Lauren Harper posed an interesting question at Focus.com: “As a sales rep, how do you ensure your clients don’t get buyer’s remorse?” It struck me as a key issue sales professionals overlook.
Think about it, during the sales process, we put on our best face, focusing on the customer, their needs, trying to create value, aligning with their buying process, helping them solve their problem. Success, we get the order, we thank the customer, then we’re off to the next thing, another deal, another order. After all, we achieved our goal, an order!

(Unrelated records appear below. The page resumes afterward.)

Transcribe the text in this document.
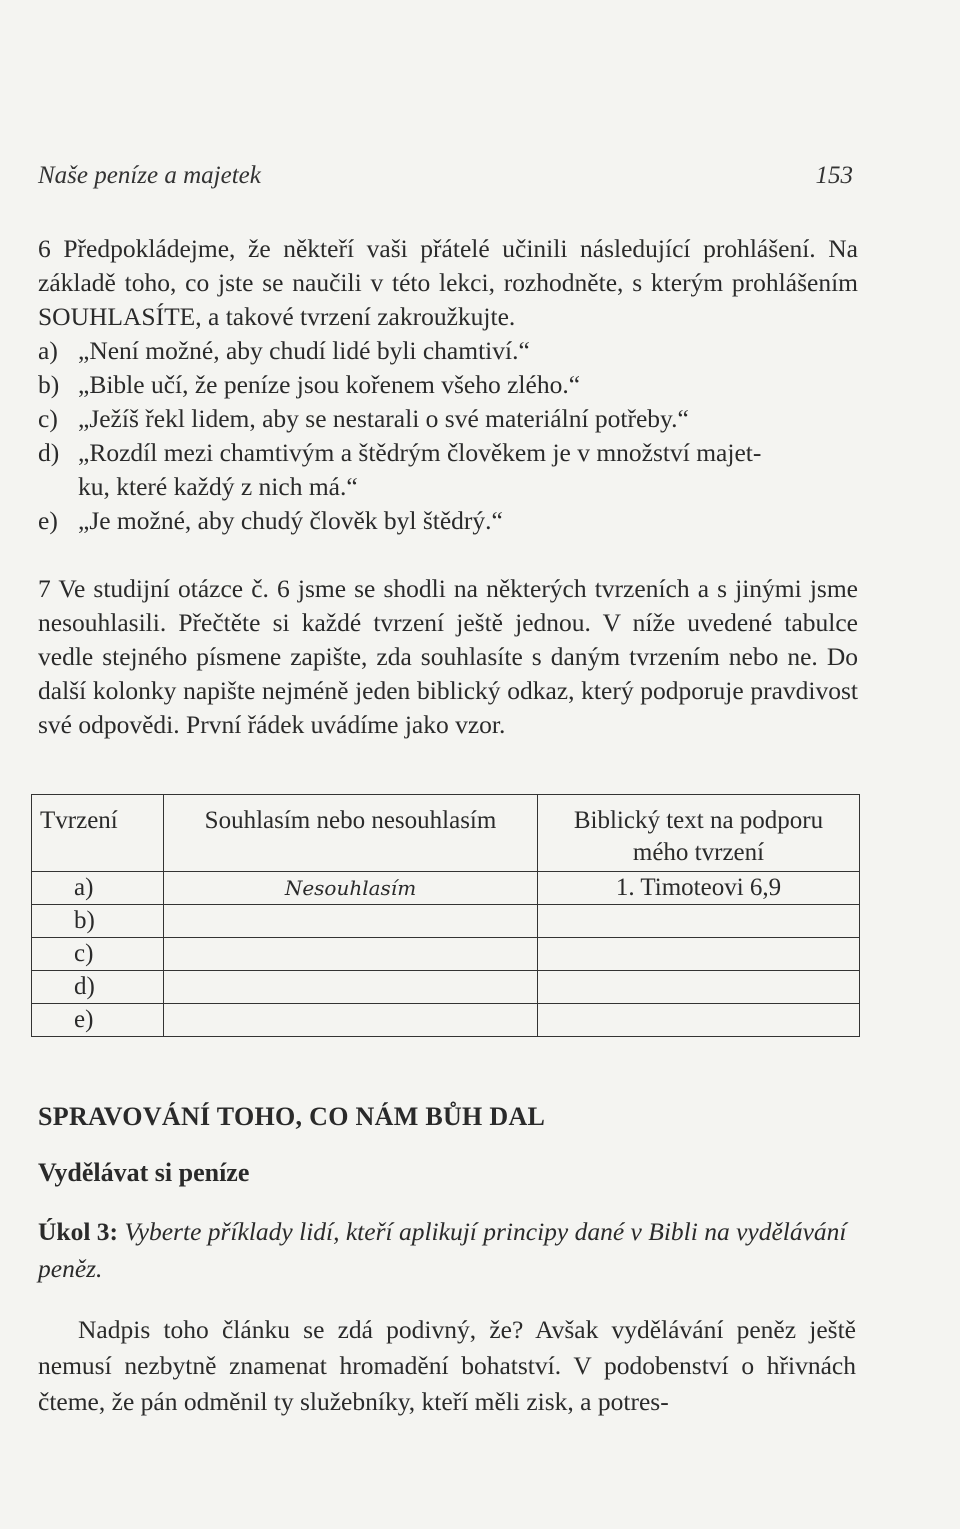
Naše peníze a majetek	153

6 Předpokládejme, že někteří vaši přátelé učinili následující prohlášení. Na základě toho, co jste se naučili v této lekci, rozhodněte, s kterým prohlášením SOUHLASÍTE, a takové tvrzení zakroužkujte.

a) „Není možné, aby chudí lidé byli chamtiví.“
b) „Bible učí, že peníze jsou kořenem všeho zlého.“
c) „Ježíš řekl lidem, aby se nestarali o své materiální potřeby.“
d) „Rozdíl mezi chamtivým a štědrým člověkem je v množství majet-
ku, které každý z nich má.“
e) „Je možné, aby chudý člověk byl štědrý.“

7 Ve studijní otázce č. 6 jsme se shodli na některých tvrzeních a s jinými jsme nesouhlasili. Přečtěte si každé tvrzení ještě jednou. V níže uvedené tabulce vedle stejného písmene zapište, zda souhlasíte s daným tvrzením nebo ne. Do další kolonky napište nejméně jeden biblický odkaz, který podporuje pravdivost své odpovědi. První řádek uvádíme jako vzor.

Tvrzení	Souhlasím nebo nesouhlasím	Biblický text na podporu mého tvrzení
a)	Nesouhlasím	1. Timoteovi 6,9
b)		
c)		
d)		
e)		
SPRAVOVÁNÍ TOHO, CO NÁM BŮH DAL
Vydělávat si peníze
Úkol 3: Vyberte příklady lidí, kteří aplikují principy dané v Bibli na vydělávání peněz.

Nadpis toho článku se zdá podivný, že? Avšak vydělávání peněz ještě nemusí nezbytně znamenat hromadění bohatství. V podobenství o hřivnách čteme, že pán odměnil ty služebníky, kteří měli zisk, a potres-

That’s where we go wrong, that’s where our real motivations are shown and we betray the customer. During the customer buying process, we are focused on solving their problem, we are absolutely aligned with the customer. Once we get the order, our job isn’t over–because the customer’s job isn’t over. They still haven’t solved their problem. They have just made a decision about the solution, but they still have to solve their problem. If we abandon them, or change how we are engaging them, after we get the order–the customer recognizes that.
The customer realizes that we weren’t really trying to help them solve their problem, that we only were interested in the order. They begin to wonder, rightfully so, they may have made the wrong decision.

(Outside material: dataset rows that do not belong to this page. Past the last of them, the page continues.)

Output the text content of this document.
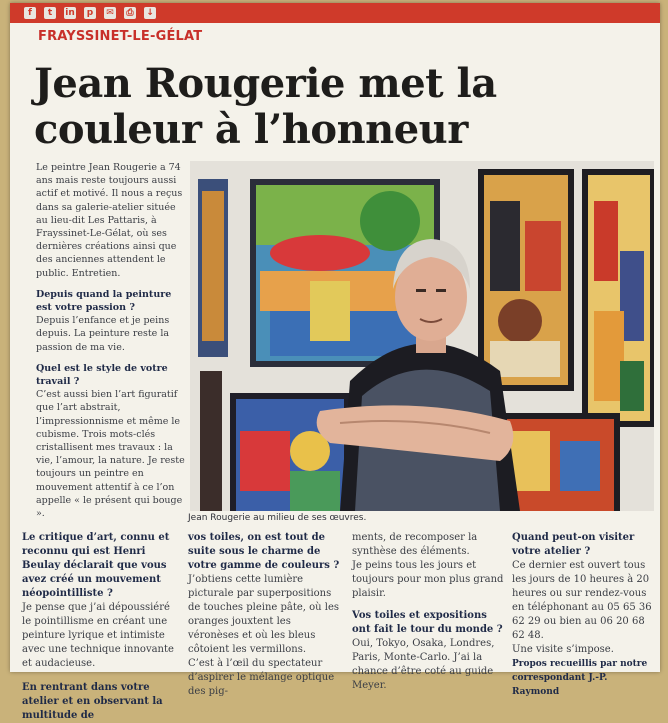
f	t	in	p	✉ ⎙ ↓
FRAYSSINET-LE-GÉLAT
Jean Rougerie met la couleur à l’honneur
Le peintre Jean Rougerie a 74 ans mais reste toujours aussi actif et motivé. Il nous a reçus dans sa galerie-atelier située au lieu-dit Les Pattaris, à Frayssinet-Le-Gélat, où ses dernières créations ainsi que des anciennes attendent le public. Entretien.
Depuis quand la peinture est votre passion ?
Depuis l’enfance et je peins depuis. La peinture reste la passion de ma vie.
Quel est le style de votre travail ?
C’est aussi bien l’art figuratif que l’art abstrait, l’impressionnisme et même le cubisme. Trois mots-clés cristallisent mes travaux : la vie, l’amour, la nature. Je reste toujours un peintre en mouvement attentif à ce l’on appelle « le présent qui bouge ».	Jean Rougerie au milieu de ses œuvres.
Le critique d’art, connu et reconnu qui est Henri Beulay déclarait que vous avez créé un mouvement néopointilliste ?
Je pense que j’ai dépoussiéré le pointillisme en créant une peinture lyrique et intimiste avec une technique innovante et audacieuse.
En rentrant dans votre atelier et en observant la multitude de
vos toiles, on est tout de suite sous le charme de votre gamme de couleurs ?
J’obtiens cette lumière picturale par superpositions de touches pleine pâte, où les oranges jouxtent les véronèses et où les bleus côtoient les vermillons.
C’est à l’œil du spectateur d’aspirer le mélange optique des pig-
ments, de recomposer la synthèse des éléments.
Je peins tous les jours et toujours pour mon plus grand plaisir.
Vos toiles et expositions ont fait le tour du monde ?
Oui, Tokyo, Osaka, Londres, Paris, Monte-Carlo. J’ai la chance d’être coté au guide Meyer.
Quand peut-on visiter votre atelier ?
Ce dernier est ouvert tous les jours de 10 heures à 20 heures ou sur rendez-vous en téléphonant au 05 65 36 62 29 ou bien au 06 20 68 62 48.
Une visite s’impose.
Propos recueillis par notre correspondant J.-P. Raymond
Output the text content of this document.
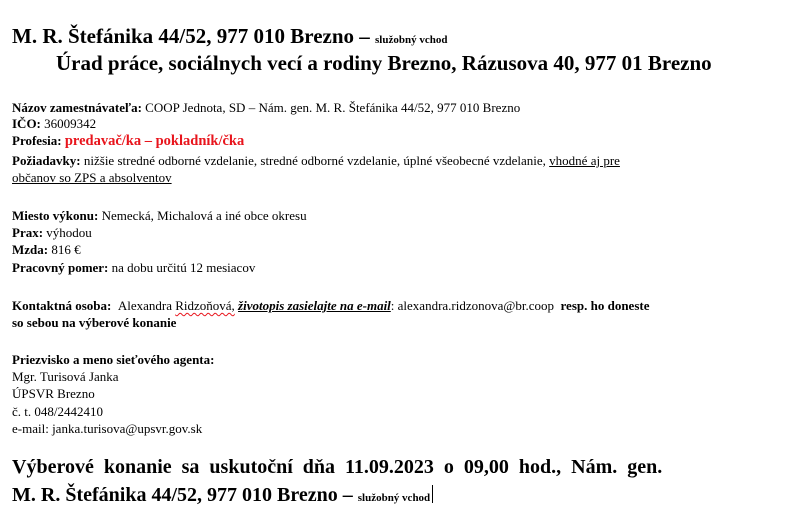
M. R. Štefánika 44/52, 977 010 Brezno – služobný vchod
Úrad práce, sociálnych vecí a rodiny Brezno, Rázusova 40, 977 01 Brezno
Názov zamestnávateľa: COOP Jednota, SD – Nám. gen. M. R. Štefánika 44/52, 977 010 Brezno
IČO: 36009342
Profesia: predavač/ka – pokladník/čka
Požiadavky: nižšie stredné odborné vzdelanie, stredné odborné vzdelanie, úplné všeobecné vzdelanie, vhodné aj pre
občanov so ZPS a absolventov
Miesto výkonu: Nemecká, Michalová a iné obce okresu
Prax: výhodou
Mzda: 816 €
Pracovný pomer: na dobu určitú 12 mesiacov
Kontaktná osoba: Alexandra Ridzoňová, životopis zasielajte na e-mail: alexandra.ridzonova@br.coop resp. ho doneste
so sebou na výberové konanie
Priezvisko a meno sieťového agenta:
Mgr. Turisová Janka
ÚPSVR Brezno
č. t. 048/2442410
e-mail: janka.turisova@upsvr.gov.sk
Výberové konanie sa uskutoční dňa 11.09.2023 o 09,00 hod., Nám. gen.
M. R. Štefánika 44/52, 977 010 Brezno – služobný vchod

It’s important to realize that we sold a solution to the customer’s problem—so the sale isn’t over until the customer has solved their problem! If the sales person disappears after receiving the order, then the customer has right to be remorseful even angry. If it’s a customer we want to be able to sell to again, then we’ve made our job more difficult–as much as we claim we are customer focused, that we want to help them solve their problem, their past experience shows them what we really care about is the order, the rest is just positioning to get the order.
The sales process doesn’t stop until the customer solves their problem and achieves the goals they had hoped to achieve. As sales professionals, it’s our job to start setting the expectations of what will be done during the sales process, whether it’s an implementation plan, introducing the customer to the people that will be supporting them after the order, or something else. Immediately after the order (and thanking the customer for it), the sales person has to lay out the next steps and set the expectations. The role of the sales person may diminish, but it’s never over. Afterall, it’s the sales person that the customer has the principal relationship with.
The sales person should always follow up through the implementation process, and even after it’s completed. Is the customer achieving what they expected? Do we need to do something else? Are they satisfied? Do we need to take any corrective action?
If we position ourselves as selling solutions, if the customer is buying because we have committed to solve their problem, then the selling process does not end with the order. It only ends when the customer has achieved their goals. Even then, it doesn’t stop–if we have helped them achieve success, we will want to explore what’s next. They will be enthusiastic in doing this if we have worked with them in the implementation.